The InterclusterDistance visualizer is our newest cluster visualization, and while it's been implemented completely, there are still a few updates I'd like to make to it:

Notes on colors

Right now the facecolor of the clusters is hard coded to #2e719344 and the edgecolor of the clusters is hard coded to #2e719399 note the 44 and 99 on the colors respectively, these set the opacity of the color; the edge is more opaque than the face of the cluster in order to allow better visibility of clusters that overlap.

I would like to support the user specifying a color for all clusters or a colormap/colors for each cluster as well as the ability to specify the face opacity.

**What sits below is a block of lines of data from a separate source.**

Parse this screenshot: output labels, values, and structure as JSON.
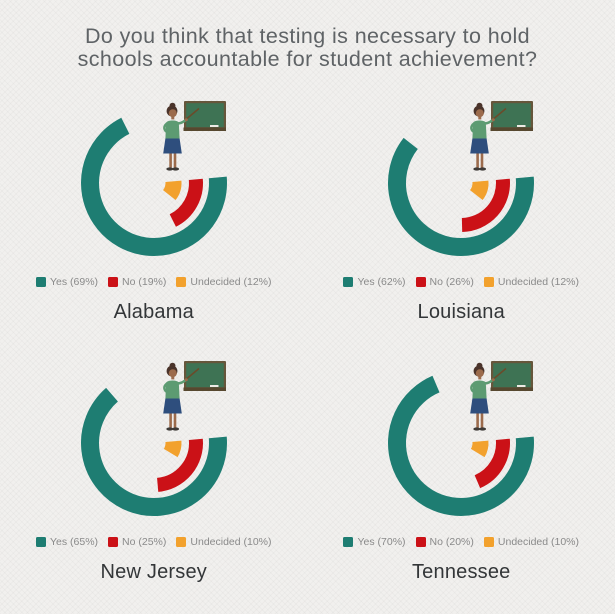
{
  "title": {
    "line1": "Do you think that testing is necessary to hold",
    "line2": "schools accountable for student achievement?"
  },
  "legend_meta": {
    "start_angle_deg": 85,
    "rings": [
      {
        "key": "yes",
        "label": "Yes",
        "color": "#1E7D72",
        "radius": 64,
        "stroke": 18
      },
      {
        "key": "no",
        "label": "No",
        "color": "#CB1117",
        "radius": 42,
        "stroke": 14
      },
      {
        "key": "undecided",
        "label": "Undecided",
        "color": "#F2A12D",
        "radius": 19.5,
        "stroke": 16
      }
    ]
  },
  "chart_data": [
    {
      "type": "donut",
      "state": "Alabama",
      "values": {
        "yes": 69,
        "no": 19,
        "undecided": 12
      },
      "legend": [
        "Yes (69%)",
        "No (19%)",
        "Undecided (12%)"
      ]
    },
    {
      "type": "donut",
      "state": "Louisiana",
      "values": {
        "yes": 62,
        "no": 26,
        "undecided": 12
      },
      "legend": [
        "Yes (62%)",
        "No (26%)",
        "Undecided (12%)"
      ]
    },
    {
      "type": "donut",
      "state": "New Jersey",
      "values": {
        "yes": 65,
        "no": 25,
        "undecided": 10
      },
      "legend": [
        "Yes (65%)",
        "No (25%)",
        "Undecided (10%)"
      ]
    },
    {
      "type": "donut",
      "state": "Tennessee",
      "values": {
        "yes": 70,
        "no": 20,
        "undecided": 10
      },
      "legend": [
        "Yes (70%)",
        "No (20%)",
        "Undecided (10%)"
      ]
    }
  ]
}
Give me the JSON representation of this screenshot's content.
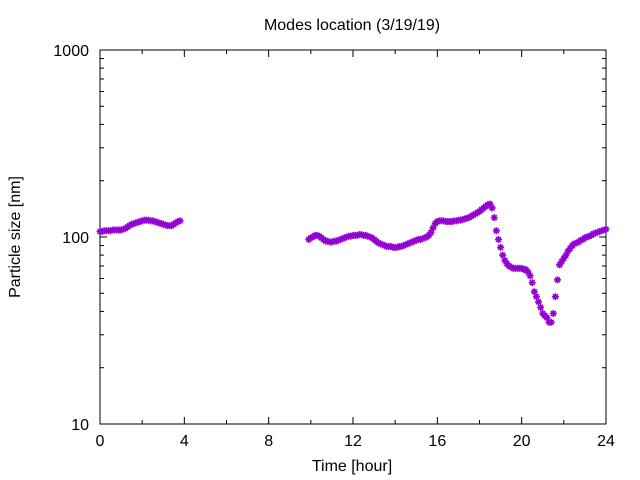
{
  "chart_data": {
    "type": "scatter",
    "title": "Modes location (3/19/19)",
    "xlabel": "Time [hour]",
    "ylabel": "Particle size [nm]",
    "xlim": [
      0,
      24
    ],
    "ylim": [
      10,
      1000
    ],
    "yscale": "log",
    "x_ticks": [
      0,
      4,
      8,
      12,
      16,
      20,
      24
    ],
    "x_tick_labels": [
      "0",
      "4",
      "8",
      "12",
      "16",
      "20",
      "24"
    ],
    "y_ticks": [
      10,
      100,
      1000
    ],
    "y_tick_labels": [
      "10",
      "100",
      "1000"
    ],
    "grid": false,
    "legend": "none",
    "marker_color": "#9400d3",
    "series": [
      {
        "points": [
          [
            0.0,
            107
          ],
          [
            0.1,
            107
          ],
          [
            0.2,
            108
          ],
          [
            0.3,
            108
          ],
          [
            0.4,
            108
          ],
          [
            0.5,
            108
          ],
          [
            0.6,
            109
          ],
          [
            0.7,
            109
          ],
          [
            0.8,
            109
          ],
          [
            0.9,
            109
          ],
          [
            1.0,
            109
          ],
          [
            1.1,
            110
          ],
          [
            1.2,
            111
          ],
          [
            1.3,
            113
          ],
          [
            1.4,
            115
          ],
          [
            1.5,
            117
          ],
          [
            1.6,
            118
          ],
          [
            1.7,
            119
          ],
          [
            1.8,
            120
          ],
          [
            1.9,
            121
          ],
          [
            2.0,
            122
          ],
          [
            2.1,
            123
          ],
          [
            2.2,
            123
          ],
          [
            2.3,
            123
          ],
          [
            2.4,
            122
          ],
          [
            2.5,
            122
          ],
          [
            2.6,
            121
          ],
          [
            2.7,
            120
          ],
          [
            2.8,
            119
          ],
          [
            2.9,
            118
          ],
          [
            3.0,
            117
          ],
          [
            3.1,
            116
          ],
          [
            3.2,
            115
          ],
          [
            3.3,
            115
          ],
          [
            3.4,
            115
          ],
          [
            3.5,
            117
          ],
          [
            3.6,
            119
          ],
          [
            3.7,
            121
          ],
          [
            3.8,
            122
          ],
          [
            9.9,
            97
          ],
          [
            10.0,
            99
          ],
          [
            10.1,
            100
          ],
          [
            10.2,
            102
          ],
          [
            10.3,
            102
          ],
          [
            10.4,
            101
          ],
          [
            10.5,
            99
          ],
          [
            10.6,
            97
          ],
          [
            10.7,
            95
          ],
          [
            10.8,
            95
          ],
          [
            10.9,
            94
          ],
          [
            11.0,
            94
          ],
          [
            11.1,
            95
          ],
          [
            11.2,
            95
          ],
          [
            11.3,
            96
          ],
          [
            11.4,
            97
          ],
          [
            11.5,
            98
          ],
          [
            11.6,
            99
          ],
          [
            11.7,
            100
          ],
          [
            11.8,
            101
          ],
          [
            11.9,
            101
          ],
          [
            12.0,
            102
          ],
          [
            12.1,
            102
          ],
          [
            12.2,
            102
          ],
          [
            12.3,
            103
          ],
          [
            12.4,
            103
          ],
          [
            12.5,
            102
          ],
          [
            12.6,
            102
          ],
          [
            12.7,
            101
          ],
          [
            12.8,
            100
          ],
          [
            12.9,
            99
          ],
          [
            13.0,
            97
          ],
          [
            13.1,
            95
          ],
          [
            13.2,
            93
          ],
          [
            13.3,
            92
          ],
          [
            13.4,
            91
          ],
          [
            13.5,
            90
          ],
          [
            13.6,
            89
          ],
          [
            13.7,
            89
          ],
          [
            13.8,
            89
          ],
          [
            13.9,
            88
          ],
          [
            14.0,
            88
          ],
          [
            14.1,
            88
          ],
          [
            14.2,
            89
          ],
          [
            14.3,
            89
          ],
          [
            14.4,
            90
          ],
          [
            14.5,
            91
          ],
          [
            14.6,
            92
          ],
          [
            14.7,
            93
          ],
          [
            14.8,
            94
          ],
          [
            14.9,
            95
          ],
          [
            15.0,
            96
          ],
          [
            15.1,
            97
          ],
          [
            15.2,
            97
          ],
          [
            15.3,
            98
          ],
          [
            15.4,
            99
          ],
          [
            15.5,
            100
          ],
          [
            15.6,
            102
          ],
          [
            15.7,
            106
          ],
          [
            15.8,
            112
          ],
          [
            15.9,
            118
          ],
          [
            16.0,
            121
          ],
          [
            16.1,
            122
          ],
          [
            16.2,
            122
          ],
          [
            16.3,
            122
          ],
          [
            16.4,
            121
          ],
          [
            16.5,
            121
          ],
          [
            16.6,
            121
          ],
          [
            16.7,
            121
          ],
          [
            16.8,
            122
          ],
          [
            16.9,
            122
          ],
          [
            17.0,
            123
          ],
          [
            17.1,
            123
          ],
          [
            17.2,
            124
          ],
          [
            17.3,
            125
          ],
          [
            17.4,
            126
          ],
          [
            17.5,
            127
          ],
          [
            17.6,
            129
          ],
          [
            17.7,
            131
          ],
          [
            17.8,
            133
          ],
          [
            17.9,
            135
          ],
          [
            18.0,
            137
          ],
          [
            18.1,
            140
          ],
          [
            18.2,
            143
          ],
          [
            18.3,
            146
          ],
          [
            18.4,
            149
          ],
          [
            18.5,
            150
          ],
          [
            18.6,
            143
          ],
          [
            18.7,
            127
          ],
          [
            18.8,
            108
          ],
          [
            18.9,
            97
          ],
          [
            19.0,
            88
          ],
          [
            19.1,
            80
          ],
          [
            19.2,
            75
          ],
          [
            19.3,
            72
          ],
          [
            19.4,
            70
          ],
          [
            19.5,
            69
          ],
          [
            19.6,
            68
          ],
          [
            19.7,
            68
          ],
          [
            19.8,
            68
          ],
          [
            19.9,
            68
          ],
          [
            20.0,
            68
          ],
          [
            20.1,
            67
          ],
          [
            20.2,
            67
          ],
          [
            20.3,
            65
          ],
          [
            20.4,
            62
          ],
          [
            20.5,
            57
          ],
          [
            20.6,
            51
          ],
          [
            20.7,
            48
          ],
          [
            20.8,
            45
          ],
          [
            20.9,
            42
          ],
          [
            21.0,
            39
          ],
          [
            21.1,
            38
          ],
          [
            21.2,
            37
          ],
          [
            21.3,
            35
          ],
          [
            21.4,
            35
          ],
          [
            21.5,
            39
          ],
          [
            21.6,
            48
          ],
          [
            21.7,
            59
          ],
          [
            21.8,
            71
          ],
          [
            21.9,
            74
          ],
          [
            22.0,
            77
          ],
          [
            22.1,
            80
          ],
          [
            22.2,
            84
          ],
          [
            22.3,
            87
          ],
          [
            22.4,
            90
          ],
          [
            22.5,
            92
          ],
          [
            22.6,
            93
          ],
          [
            22.7,
            94
          ],
          [
            22.8,
            96
          ],
          [
            22.9,
            97
          ],
          [
            23.0,
            99
          ],
          [
            23.1,
            100
          ],
          [
            23.2,
            101
          ],
          [
            23.3,
            102
          ],
          [
            23.4,
            104
          ],
          [
            23.5,
            105
          ],
          [
            23.6,
            106
          ],
          [
            23.7,
            107
          ],
          [
            23.8,
            108
          ],
          [
            23.9,
            109
          ],
          [
            24.0,
            110
          ]
        ]
      }
    ]
  }
}
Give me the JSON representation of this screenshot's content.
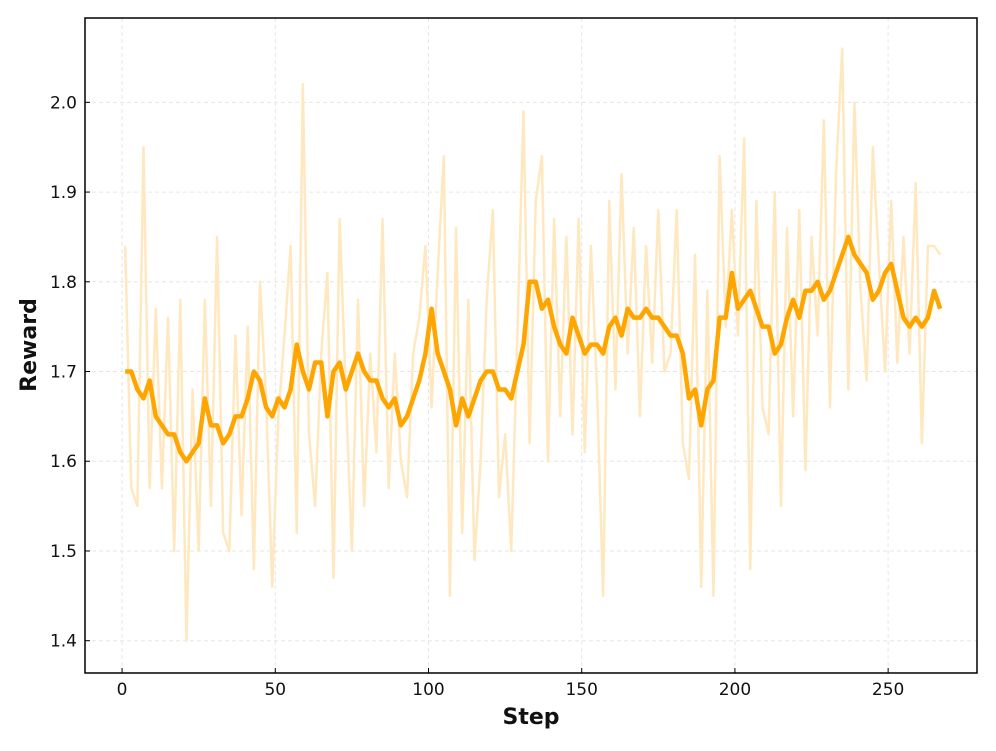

If the user specifies these things, then we have to compute the relative alpha (opacity) for both the edge and the face to maintain the currently hardcoded behavior.

Notes on supported algorithms

Right now we use the cluster_centers_ attribute of the model to embed the centers into 2 dimensional space and the labels_ attribute to score/size the clusters. Unfortunately, not all clustering algorithms have these attributes, so we need to extend the cluster_center_ property on the visualizer to either find a different attribute or to compute the cluster centers some how. Below is a listing of various clustering algorithms and their attributes.

We would like to ensure support for the following clustering algorithms:

AgglomerativeClustering (Ward and Average)
 - children_
 - labels_
 - n_components_
 - n_leaves_

Birch
 - dummy_leaf_
 - fit_
 - labels_
 - partial_fit_
 - root_
 - subcluster_centers_
 - subcluster_labels_

FeatureAgglomeration
 - children_
 - labels_
 - n_components_
 - n_leaves_

decomposition.LatentDirichletAllocation
 - bound_
 - components_
 - doc_topic_prior_
 - exp_dirichlet_component_
 - n_batch_iter_
 - n_iter_
 - random_state_
 - topic_word_prior_

It would be great if we could find support for the following clustering algorithms, but it's not clear if it's possible or not either because there is no obvious centers or labels:

DBSCAN
 - components_
 - core_sample_indices_
 - labels_

mixture.GaussianMixture
 - converged_
 - covariances_
 - lower_bound_
 - means_
 - n_iter_
 - precisions_
 - precisions_cholesky_
 - weights_

SpectralClustering
 - affinity_matrix_
 - labels_

We already have support for the following clustering algorithms (using the cluster_centers_ attribute for embedding and the labels_ attribute for scoring):

AffinityPropagation
 - affinity_matrix_
 - cluster_centers_
 - cluster_centers_indices_
 - labels_
 - n_iter_

KMeans
 - cluster_centers_
 - inertia_
 - labels_
 - n_iter_

MiniBatchKMeans
 - cluster_centers_
 - counts_
 - inertia_
 - init_size_
 - labels_
 - n_iter_

MeanShift
 - cluster_centers_
 - labels_
jaywalkingbackwards commented 5 years ago

Greetings! Can I use it via Anaconda? Can't install 0.9 version of yellowbrick in order to use InterclusterDistance. If I can't - tell me, please, if there is another easy way to find intercluster distance of sckit's k-means. Thanks!

lwgray commented 5 years ago

@jaywalkingbackwards we haven’t deployed v0.9 to anaconda yet. It is one of our highest priorities. I am not aware of a different way to find intercluster distance. Have you taken a look at our code? https://github.com/DistrictDataLabs/yellowbrick/blob/develop/yellowbrick/cluster/icdm.py

@bbengfort or @rebeccabilbro any comments?

bbengfort commented 5 years ago

@jaywalkingbackwards version 0.9 has been released to conda - if you update your Yellowbrick install you should have access to ICDM now!